L’Islam et les musulmans y ont apporté une
contribution plus que significative sur le plan théorique et de la
pratique sociale. Al Fârabi qui a fondé la philosophie politique musulmane
parle de la « politique civile » dans un sens presque moderne, faisant
dans sa Al-Siyâsât al-madanyyah, la distinction entre les cités
vertueuses et les cités perverses. De
tous les philosophes péripatéticiens, Al Fârâbi est certainement le
plus aristotélicien, ce qui lui a valu le surnom de Magister secundus.

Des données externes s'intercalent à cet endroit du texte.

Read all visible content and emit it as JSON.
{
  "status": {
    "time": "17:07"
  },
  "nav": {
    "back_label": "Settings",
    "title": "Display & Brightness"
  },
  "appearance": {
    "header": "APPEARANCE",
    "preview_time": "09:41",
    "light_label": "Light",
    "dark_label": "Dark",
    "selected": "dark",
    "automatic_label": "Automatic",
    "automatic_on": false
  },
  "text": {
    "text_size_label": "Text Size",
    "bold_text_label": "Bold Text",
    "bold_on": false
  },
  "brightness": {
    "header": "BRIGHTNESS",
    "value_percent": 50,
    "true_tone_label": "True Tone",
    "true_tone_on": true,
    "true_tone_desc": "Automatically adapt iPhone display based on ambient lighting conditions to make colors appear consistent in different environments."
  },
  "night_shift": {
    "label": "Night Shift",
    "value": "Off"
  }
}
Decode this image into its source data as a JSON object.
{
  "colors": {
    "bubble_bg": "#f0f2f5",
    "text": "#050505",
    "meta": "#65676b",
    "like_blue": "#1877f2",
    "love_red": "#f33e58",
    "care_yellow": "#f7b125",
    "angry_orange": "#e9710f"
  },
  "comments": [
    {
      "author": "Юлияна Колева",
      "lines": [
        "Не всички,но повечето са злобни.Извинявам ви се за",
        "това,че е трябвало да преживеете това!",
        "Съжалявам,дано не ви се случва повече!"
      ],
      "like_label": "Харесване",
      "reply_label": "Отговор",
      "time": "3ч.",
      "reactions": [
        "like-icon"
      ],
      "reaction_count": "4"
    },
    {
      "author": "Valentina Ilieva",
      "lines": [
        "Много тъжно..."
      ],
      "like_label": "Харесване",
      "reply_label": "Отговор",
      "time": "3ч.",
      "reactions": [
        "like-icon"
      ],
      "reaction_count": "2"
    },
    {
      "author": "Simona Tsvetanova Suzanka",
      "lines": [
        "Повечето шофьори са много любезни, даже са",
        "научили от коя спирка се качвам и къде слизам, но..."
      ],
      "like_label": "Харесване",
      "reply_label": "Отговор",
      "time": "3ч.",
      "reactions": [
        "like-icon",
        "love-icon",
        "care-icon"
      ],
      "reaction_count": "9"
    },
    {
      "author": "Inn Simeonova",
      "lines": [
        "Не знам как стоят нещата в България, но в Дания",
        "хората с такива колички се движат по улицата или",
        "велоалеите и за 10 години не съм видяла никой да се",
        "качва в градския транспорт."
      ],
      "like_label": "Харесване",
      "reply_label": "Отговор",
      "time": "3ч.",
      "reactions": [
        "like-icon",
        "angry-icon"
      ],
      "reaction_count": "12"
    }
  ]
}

Il dénonce « la cité de la domination » comme une
société fondée sur la force brutale et la coercition ; elle soumet les
hommes et leur enlève toute liberté d’action. Dans un travail
remarquable sur « La cité vertueuse », Muhsin Mahdi, professeur émérite
de l’université de Harvard, souligne que « Al Fârâbi pose, conformément à
la description de Platon dans La République, le premier principe de la démocratie
(…) comme étant liberté, et il appelle également le régime
démocratique, régime libre. (…) L’autorité ne se justifie qu’en vue de
la préservation et de la promotion de la liberté et de l’égalité… Le
souverain ne gouverne que par la volonté des citoyens ». Dans le système
musulman, la liberté se pose comme un principe essentiel de la vie
alors que l’égalité et la justice constituent les deux piliers sur
lesquels repose la société musulmane.